Learning to Match Using Local and Distributed Representations of Text for Web Search (WWW’17)

The idea of this paper is to combine a local matching with distributed learning. In a local matching, a relevance is determined by the exact match between a query and a candidate document. This approach is commonly used in a traditional IR and it has a key advantage such as it is required no training information, scalable, and it is not domain specific. Moreover, the matching model is important to find a new document. If the match term is unique, then we should be able to locate the new document right away.

The distributed learning approach embeds both query and document to a semantic space and computes similarity in that space. The traditional approach such as LSI, PLSA and LDA learn document topic distribution as a continuous vector and the most relevant document is the one that is closest to the embedded query. The distributed representation is important because it can capture semantical similarity where the exact match is unable to do so.

Combining these two models are not a new idea. Wei [2] uses LDA to augment a traditional retrieval model and demonstrates a performance gain. This paper combined two deep neural networks models: one for local matching, another for distributed learning by jointly learning both model parameters.

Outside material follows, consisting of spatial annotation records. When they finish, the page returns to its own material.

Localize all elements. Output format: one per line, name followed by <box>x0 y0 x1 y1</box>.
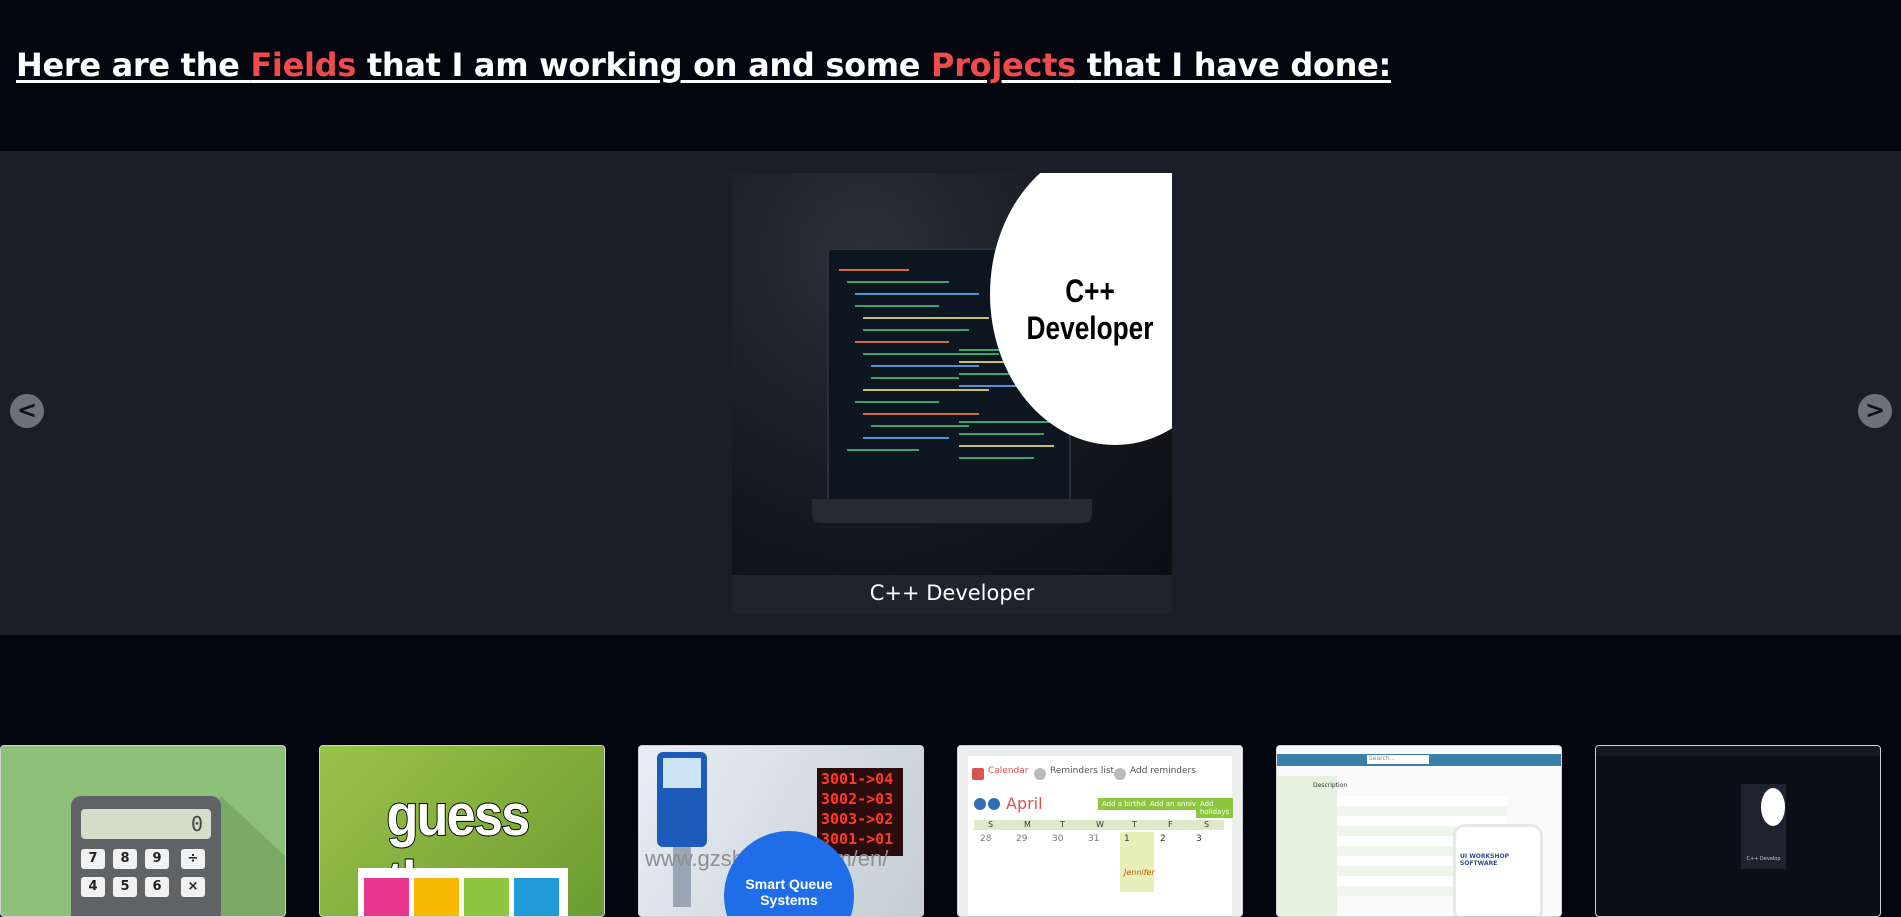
queue-line: 3001->04 <box>821 770 894 788</box>
add-icon <box>1114 768 1126 780</box>
brand-label: UI WORKSHOP SOFTWARE <box>1460 853 1510 867</box>
queue-display-board: 3001->04 3002->03 3003->02 3001->01 <box>817 768 903 856</box>
project-workshop-software-card[interactable]: Search... Description UI WORKSHOP SOFTWA… <box>1276 745 1562 917</box>
carousel-next-button[interactable]: > <box>1858 394 1892 428</box>
preview-caption: C++ Develop <box>1746 856 1781 862</box>
slide-image-title: C++ Developer <box>1026 273 1154 346</box>
calc-key: 6 <box>145 877 169 897</box>
app-sidebar <box>1277 776 1337 916</box>
project-calendar-card[interactable]: Calendar Reminders list Add reminders Ap… <box>957 745 1243 917</box>
calendar-event: Jennifer <box>1124 868 1155 877</box>
calendar-day: 30 <box>1052 834 1064 844</box>
calendar-month: April <box>1006 794 1043 813</box>
calc-key: 8 <box>113 849 137 869</box>
calendar-day: 31 <box>1088 834 1100 844</box>
calculator-display: 0 <box>81 809 211 839</box>
reminders-list-tab: Reminders list <box>1050 766 1115 776</box>
carousel-slide[interactable]: C++ Developer C++ Developer <box>732 173 1172 613</box>
calc-key: 7 <box>81 849 105 869</box>
phone-mockup: UI WORKSHOP SOFTWARE <box>1453 824 1543 916</box>
calendar-window: Calendar Reminders list Add reminders Ap… <box>968 756 1234 916</box>
calendar-tab: Calendar <box>988 766 1029 776</box>
app-header-bar: Search... <box>1277 754 1561 766</box>
calendar-day: 2 <box>1160 834 1166 844</box>
laptop-base <box>812 499 1092 523</box>
queue-line: 3002->03 <box>821 790 894 808</box>
add-holidays-button: Add holidays <box>1196 798 1234 818</box>
next-month-icon <box>988 798 1000 810</box>
color-panel <box>358 868 568 916</box>
fields-carousel: < C++ Developer C++ Developer > <box>0 151 1901 635</box>
heading-fields-highlight: Fields <box>250 46 357 84</box>
heading-projects-highlight: Projects <box>931 46 1076 84</box>
calc-key: × <box>181 877 205 897</box>
calendar-day: 28 <box>980 834 992 844</box>
heading-text-1: Here are the <box>16 46 251 84</box>
add-reminders-tab: Add reminders <box>1130 766 1196 776</box>
calendar-day: 29 <box>1016 834 1028 844</box>
calc-key: ÷ <box>181 849 205 869</box>
calc-key: 9 <box>145 849 169 869</box>
queue-line: 3003->02 <box>821 810 894 828</box>
project-calculator-card[interactable]: 0 7 8 9 ÷ 4 5 6 × <box>0 745 286 917</box>
prev-month-icon <box>974 798 986 810</box>
project-portfolio-preview-card[interactable]: C++ Develop <box>1595 745 1881 917</box>
heading-text-3: that I have done: <box>1075 46 1392 84</box>
carousel-prev-button[interactable]: < <box>10 394 44 428</box>
reminders-icon <box>1034 768 1046 780</box>
calendar-day: 3 <box>1196 834 1202 844</box>
column-header: Description <box>1313 782 1348 789</box>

This paper explains the model architecture, which is heavily engineered, with convolutional and pooling layers, sophisticated input. The Hadamard product layer is used for computing exact match on embedded documents and query.

I feel this paper has a good motivation of why combing local matching with distributed representation might be a good idea. However, the motivation of choosing specific model architecture is not clear. This made me doubt if the performance does really come from combining two approaches or simply the choice of architecture. Furthermore, the local matching wants to capture the matching positions, but in order to do so, all documents must have the same length. Thus, the author picked the first 100 or 1000 words as the document representation. This means that we discard a lot of information.

I am not sure why the author chose to use character n-graph as an input feature. Why he did not use a simple term frequency or raw documents? The missing explanation has weakened this paper. However, the figure 6, the author embedded each retrieval performance vector onto 2D space is interesting. This simple visualization can be used to compare model similarity.


[1] Bhaskar Mitra, Fernando Diaz, and Nick Craswell. 2017. Learning to Match Using Local and Distributed Representations of Text for Web Search. In WWW’17. 1291-1299.

[2] X. Wei and W. B. Croft. Lda-based document models for ad-hoc retrieval. In SIGIR’06. 178-185.